KIU Western Campus – The “Training of Trainers” (ToT) Grants Training Workshop at KIU Western Campus has come to a close today April 20.
The workshop, which started on Monday, April 17, gathered Deans, Associate Deans. Heads of Department, Lecturers and Assistant lecturers, to skill them in grants and proposal writing techniques.
One of the highlights of the closing day of the closing day were online presentations from Dr. Umar Yahya of the Intellectual Property Rights (IPR) Center of Excellence, Entrepreneurship and Innovation, who talked about the importance of Intellectual Property as well as Dr. Janice Busingye, the Deputy Vice-Chancellor Finance and Administration at KIU, who held a Q & A session with the participants.
Dr. Yahya, in his presentation, explained the origins and motive of starting up the IPR Center of Excellence.
“The whole innovation center idea came about as a result of research that was done on the innovation hubs around the country and we identified that most of them, if not all of them, have weaknesses that result into these hubs not innovating real, novel solutions,” he said.
He added that the university has experts in many areas it is teaching, meaning that it is well-grounded in the specific domains and it is the innovation part that the center of excellence takes care of.
“When these ideas (from research) get to the center, coupled with our expertise, the center now transforms them and fine-tunes them,” he explained.
He added that the center is going to try and patch up the huge gap that exists not only at KIU but in other institutions through its 5 core programs.
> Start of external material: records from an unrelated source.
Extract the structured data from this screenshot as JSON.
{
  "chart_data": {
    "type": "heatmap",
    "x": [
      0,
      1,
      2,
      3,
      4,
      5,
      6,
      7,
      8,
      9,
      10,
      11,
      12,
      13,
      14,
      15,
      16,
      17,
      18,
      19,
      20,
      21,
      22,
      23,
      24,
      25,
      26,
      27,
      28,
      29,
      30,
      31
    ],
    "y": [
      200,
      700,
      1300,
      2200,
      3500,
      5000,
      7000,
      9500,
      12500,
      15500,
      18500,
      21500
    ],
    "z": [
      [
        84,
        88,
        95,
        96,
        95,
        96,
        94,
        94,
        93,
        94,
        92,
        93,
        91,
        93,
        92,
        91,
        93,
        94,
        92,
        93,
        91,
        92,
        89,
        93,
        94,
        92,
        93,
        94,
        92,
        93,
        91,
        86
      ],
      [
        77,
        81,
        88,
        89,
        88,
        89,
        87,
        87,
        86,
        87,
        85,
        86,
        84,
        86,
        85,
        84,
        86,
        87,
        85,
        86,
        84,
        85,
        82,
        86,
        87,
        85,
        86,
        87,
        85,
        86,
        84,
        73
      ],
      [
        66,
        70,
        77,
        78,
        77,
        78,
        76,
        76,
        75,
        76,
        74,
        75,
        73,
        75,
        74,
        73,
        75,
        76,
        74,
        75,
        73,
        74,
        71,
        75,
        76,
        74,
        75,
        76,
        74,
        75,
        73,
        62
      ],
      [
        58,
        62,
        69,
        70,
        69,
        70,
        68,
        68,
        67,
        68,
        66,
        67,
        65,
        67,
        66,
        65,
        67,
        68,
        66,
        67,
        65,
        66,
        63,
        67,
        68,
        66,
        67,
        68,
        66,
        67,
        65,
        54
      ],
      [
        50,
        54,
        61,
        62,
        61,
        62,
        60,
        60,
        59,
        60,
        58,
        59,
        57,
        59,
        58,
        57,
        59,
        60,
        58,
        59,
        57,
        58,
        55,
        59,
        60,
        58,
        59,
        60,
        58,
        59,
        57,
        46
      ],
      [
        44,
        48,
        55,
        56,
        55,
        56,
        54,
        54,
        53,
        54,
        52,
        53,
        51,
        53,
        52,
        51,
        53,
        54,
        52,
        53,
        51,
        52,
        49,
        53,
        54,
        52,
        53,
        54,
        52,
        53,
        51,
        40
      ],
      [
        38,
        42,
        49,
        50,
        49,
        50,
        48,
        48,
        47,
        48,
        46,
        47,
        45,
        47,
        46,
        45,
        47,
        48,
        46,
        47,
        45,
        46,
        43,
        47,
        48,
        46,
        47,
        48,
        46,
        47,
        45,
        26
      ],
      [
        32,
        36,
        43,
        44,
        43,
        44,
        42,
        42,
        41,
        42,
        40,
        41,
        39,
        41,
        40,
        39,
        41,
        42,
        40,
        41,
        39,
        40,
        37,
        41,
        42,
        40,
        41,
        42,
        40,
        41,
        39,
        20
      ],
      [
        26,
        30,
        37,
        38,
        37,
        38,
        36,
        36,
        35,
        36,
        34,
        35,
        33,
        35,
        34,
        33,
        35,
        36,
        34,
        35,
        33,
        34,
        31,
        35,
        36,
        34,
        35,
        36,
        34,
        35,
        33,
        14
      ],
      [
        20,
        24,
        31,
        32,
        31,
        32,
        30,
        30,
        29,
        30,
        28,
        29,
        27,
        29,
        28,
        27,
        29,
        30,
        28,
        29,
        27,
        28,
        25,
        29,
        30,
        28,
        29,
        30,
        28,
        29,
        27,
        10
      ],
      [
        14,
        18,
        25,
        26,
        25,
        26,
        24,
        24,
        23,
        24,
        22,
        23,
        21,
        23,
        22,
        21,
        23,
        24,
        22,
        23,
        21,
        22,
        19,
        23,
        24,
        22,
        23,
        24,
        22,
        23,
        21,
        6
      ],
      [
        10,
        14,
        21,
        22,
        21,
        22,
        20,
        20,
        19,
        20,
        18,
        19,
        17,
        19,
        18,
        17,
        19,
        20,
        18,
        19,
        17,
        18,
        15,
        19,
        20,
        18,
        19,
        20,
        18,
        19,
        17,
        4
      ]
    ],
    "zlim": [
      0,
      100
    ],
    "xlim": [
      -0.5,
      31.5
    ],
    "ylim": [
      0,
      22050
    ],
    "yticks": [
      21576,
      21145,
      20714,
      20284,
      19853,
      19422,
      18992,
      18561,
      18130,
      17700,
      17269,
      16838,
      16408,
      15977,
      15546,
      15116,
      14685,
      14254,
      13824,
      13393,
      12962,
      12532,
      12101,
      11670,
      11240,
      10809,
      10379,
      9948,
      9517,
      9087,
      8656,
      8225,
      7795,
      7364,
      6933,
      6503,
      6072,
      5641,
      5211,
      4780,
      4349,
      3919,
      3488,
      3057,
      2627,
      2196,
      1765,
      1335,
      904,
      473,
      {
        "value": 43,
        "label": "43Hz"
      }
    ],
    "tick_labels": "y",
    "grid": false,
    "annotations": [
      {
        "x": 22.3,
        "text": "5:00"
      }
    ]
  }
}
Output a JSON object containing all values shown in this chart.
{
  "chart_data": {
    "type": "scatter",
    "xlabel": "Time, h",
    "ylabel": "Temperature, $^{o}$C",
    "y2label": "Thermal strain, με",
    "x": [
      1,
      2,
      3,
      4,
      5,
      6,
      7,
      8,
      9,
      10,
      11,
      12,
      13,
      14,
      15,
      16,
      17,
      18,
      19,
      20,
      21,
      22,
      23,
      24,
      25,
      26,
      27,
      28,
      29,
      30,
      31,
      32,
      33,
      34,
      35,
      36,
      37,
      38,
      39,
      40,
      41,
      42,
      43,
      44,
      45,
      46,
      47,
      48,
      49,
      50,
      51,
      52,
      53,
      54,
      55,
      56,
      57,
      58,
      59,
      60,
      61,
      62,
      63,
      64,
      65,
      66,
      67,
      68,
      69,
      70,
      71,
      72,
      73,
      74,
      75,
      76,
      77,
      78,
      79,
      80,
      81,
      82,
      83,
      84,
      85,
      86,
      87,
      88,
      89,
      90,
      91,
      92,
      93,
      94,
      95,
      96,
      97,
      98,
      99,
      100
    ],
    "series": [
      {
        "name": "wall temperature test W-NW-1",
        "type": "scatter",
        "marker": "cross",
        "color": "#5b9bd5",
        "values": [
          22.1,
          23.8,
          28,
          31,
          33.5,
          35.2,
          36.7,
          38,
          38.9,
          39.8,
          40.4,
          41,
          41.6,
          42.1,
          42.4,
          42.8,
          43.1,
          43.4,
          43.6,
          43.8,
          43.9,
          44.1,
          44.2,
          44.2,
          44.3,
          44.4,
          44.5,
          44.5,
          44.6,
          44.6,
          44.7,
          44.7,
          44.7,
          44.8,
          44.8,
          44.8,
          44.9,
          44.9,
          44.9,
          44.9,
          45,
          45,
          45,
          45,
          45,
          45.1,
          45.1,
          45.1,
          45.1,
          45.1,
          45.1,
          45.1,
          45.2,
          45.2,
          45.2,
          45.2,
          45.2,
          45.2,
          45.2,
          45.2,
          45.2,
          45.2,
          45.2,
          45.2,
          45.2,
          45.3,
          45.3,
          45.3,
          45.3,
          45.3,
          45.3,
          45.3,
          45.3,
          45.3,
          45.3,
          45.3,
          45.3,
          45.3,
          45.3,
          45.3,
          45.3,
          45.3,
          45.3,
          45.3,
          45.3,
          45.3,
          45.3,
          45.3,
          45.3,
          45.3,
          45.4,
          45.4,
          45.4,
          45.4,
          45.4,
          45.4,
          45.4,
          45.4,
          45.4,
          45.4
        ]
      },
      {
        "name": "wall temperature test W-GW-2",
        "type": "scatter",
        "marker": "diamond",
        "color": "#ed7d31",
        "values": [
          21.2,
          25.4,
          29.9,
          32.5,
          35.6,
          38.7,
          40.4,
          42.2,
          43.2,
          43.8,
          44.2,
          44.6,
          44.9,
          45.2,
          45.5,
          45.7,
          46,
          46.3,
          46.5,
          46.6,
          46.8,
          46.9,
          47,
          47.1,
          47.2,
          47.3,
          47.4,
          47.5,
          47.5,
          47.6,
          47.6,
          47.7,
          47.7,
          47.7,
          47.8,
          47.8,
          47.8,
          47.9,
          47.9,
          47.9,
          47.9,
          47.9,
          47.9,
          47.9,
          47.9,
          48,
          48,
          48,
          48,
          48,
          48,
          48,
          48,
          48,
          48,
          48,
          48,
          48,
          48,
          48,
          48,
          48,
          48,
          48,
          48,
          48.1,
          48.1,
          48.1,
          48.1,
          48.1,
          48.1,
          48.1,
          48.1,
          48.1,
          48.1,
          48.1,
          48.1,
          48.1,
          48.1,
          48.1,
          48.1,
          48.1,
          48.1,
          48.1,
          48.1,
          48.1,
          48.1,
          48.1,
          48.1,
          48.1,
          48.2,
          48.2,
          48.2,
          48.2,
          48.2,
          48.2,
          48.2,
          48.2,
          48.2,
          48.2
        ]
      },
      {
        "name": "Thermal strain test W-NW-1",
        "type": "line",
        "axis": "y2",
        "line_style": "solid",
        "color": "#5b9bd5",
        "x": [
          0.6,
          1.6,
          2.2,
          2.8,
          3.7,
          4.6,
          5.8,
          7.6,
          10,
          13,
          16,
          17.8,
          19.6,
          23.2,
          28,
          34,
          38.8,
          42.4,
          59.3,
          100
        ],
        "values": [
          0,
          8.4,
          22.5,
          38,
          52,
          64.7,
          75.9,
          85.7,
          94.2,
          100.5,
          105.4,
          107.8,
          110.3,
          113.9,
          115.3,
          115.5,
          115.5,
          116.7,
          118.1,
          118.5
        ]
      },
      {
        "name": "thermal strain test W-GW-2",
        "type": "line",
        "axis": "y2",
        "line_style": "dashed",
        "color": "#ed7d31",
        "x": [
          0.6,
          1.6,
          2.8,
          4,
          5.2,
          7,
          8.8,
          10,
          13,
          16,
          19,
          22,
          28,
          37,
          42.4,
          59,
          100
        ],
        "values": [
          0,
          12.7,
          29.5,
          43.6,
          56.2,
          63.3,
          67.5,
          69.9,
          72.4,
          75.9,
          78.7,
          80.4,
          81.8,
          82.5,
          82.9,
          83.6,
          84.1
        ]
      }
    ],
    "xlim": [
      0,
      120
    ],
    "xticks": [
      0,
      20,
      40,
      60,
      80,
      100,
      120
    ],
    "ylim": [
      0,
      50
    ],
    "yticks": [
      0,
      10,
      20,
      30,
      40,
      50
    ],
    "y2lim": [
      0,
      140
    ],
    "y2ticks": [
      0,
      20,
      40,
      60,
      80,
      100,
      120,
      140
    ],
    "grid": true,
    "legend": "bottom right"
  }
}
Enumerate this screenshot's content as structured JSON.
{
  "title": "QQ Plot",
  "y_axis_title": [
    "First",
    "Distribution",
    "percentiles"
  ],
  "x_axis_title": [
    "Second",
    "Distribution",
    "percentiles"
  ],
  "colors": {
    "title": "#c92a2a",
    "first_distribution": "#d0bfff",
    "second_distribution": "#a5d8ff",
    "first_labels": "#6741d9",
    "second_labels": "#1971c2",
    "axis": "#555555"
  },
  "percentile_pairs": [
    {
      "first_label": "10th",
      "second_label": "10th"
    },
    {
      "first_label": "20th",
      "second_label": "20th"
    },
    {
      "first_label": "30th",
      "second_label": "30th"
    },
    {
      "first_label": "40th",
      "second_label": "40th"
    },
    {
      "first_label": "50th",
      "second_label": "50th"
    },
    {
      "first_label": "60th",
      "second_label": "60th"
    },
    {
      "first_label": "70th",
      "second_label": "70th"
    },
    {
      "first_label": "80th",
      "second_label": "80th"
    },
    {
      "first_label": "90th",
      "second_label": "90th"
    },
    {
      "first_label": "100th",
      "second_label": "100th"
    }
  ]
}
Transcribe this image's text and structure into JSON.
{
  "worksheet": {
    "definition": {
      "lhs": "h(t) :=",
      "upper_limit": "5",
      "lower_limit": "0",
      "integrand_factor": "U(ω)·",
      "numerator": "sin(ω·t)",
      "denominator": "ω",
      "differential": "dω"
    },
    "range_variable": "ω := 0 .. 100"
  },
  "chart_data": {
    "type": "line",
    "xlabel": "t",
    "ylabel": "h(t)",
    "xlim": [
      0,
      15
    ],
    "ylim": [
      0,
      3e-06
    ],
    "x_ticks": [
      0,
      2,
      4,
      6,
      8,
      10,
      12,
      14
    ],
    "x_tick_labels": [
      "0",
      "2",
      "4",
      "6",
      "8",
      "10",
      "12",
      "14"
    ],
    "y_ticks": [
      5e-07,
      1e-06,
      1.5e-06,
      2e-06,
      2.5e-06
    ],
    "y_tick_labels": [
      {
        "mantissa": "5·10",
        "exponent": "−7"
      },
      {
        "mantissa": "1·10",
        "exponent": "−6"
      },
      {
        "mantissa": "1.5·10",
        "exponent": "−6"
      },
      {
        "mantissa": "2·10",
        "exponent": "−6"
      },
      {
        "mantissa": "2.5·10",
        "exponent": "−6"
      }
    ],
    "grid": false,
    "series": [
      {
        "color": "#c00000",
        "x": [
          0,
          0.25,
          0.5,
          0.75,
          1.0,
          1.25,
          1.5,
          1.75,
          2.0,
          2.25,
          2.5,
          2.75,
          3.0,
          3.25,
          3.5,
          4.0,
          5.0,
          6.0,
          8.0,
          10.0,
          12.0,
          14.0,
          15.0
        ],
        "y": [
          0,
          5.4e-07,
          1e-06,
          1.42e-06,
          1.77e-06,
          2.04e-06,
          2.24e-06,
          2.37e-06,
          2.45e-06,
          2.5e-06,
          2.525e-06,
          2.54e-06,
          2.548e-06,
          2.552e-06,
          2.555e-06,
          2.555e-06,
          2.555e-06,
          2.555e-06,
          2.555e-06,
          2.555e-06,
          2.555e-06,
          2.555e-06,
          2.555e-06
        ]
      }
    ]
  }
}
These include knowledge and skills transfer programme, research and innovation training programme, knowledge transfer associates programme, intellectual property management and commercialization plus business incubation and consultancy.
He expressed concern that after an idea is put through the paces and finally published, the process ends there instead of putting it to greater use.
“We have been accustomed to research, publish – research, publish. Even a saying was coined that either publish or perish,” he mused.
“But today, I want us to adopt the additional saying of publish, patent or perish. So, instead of just ending at publishing, we should also say protect,” he added.
His presentation was followed by a Q & A session held by Dr. Janice Busingye, who took questions about the pathway a grant takes right from the donor to the researcher and the various machinations of utilizing the grant.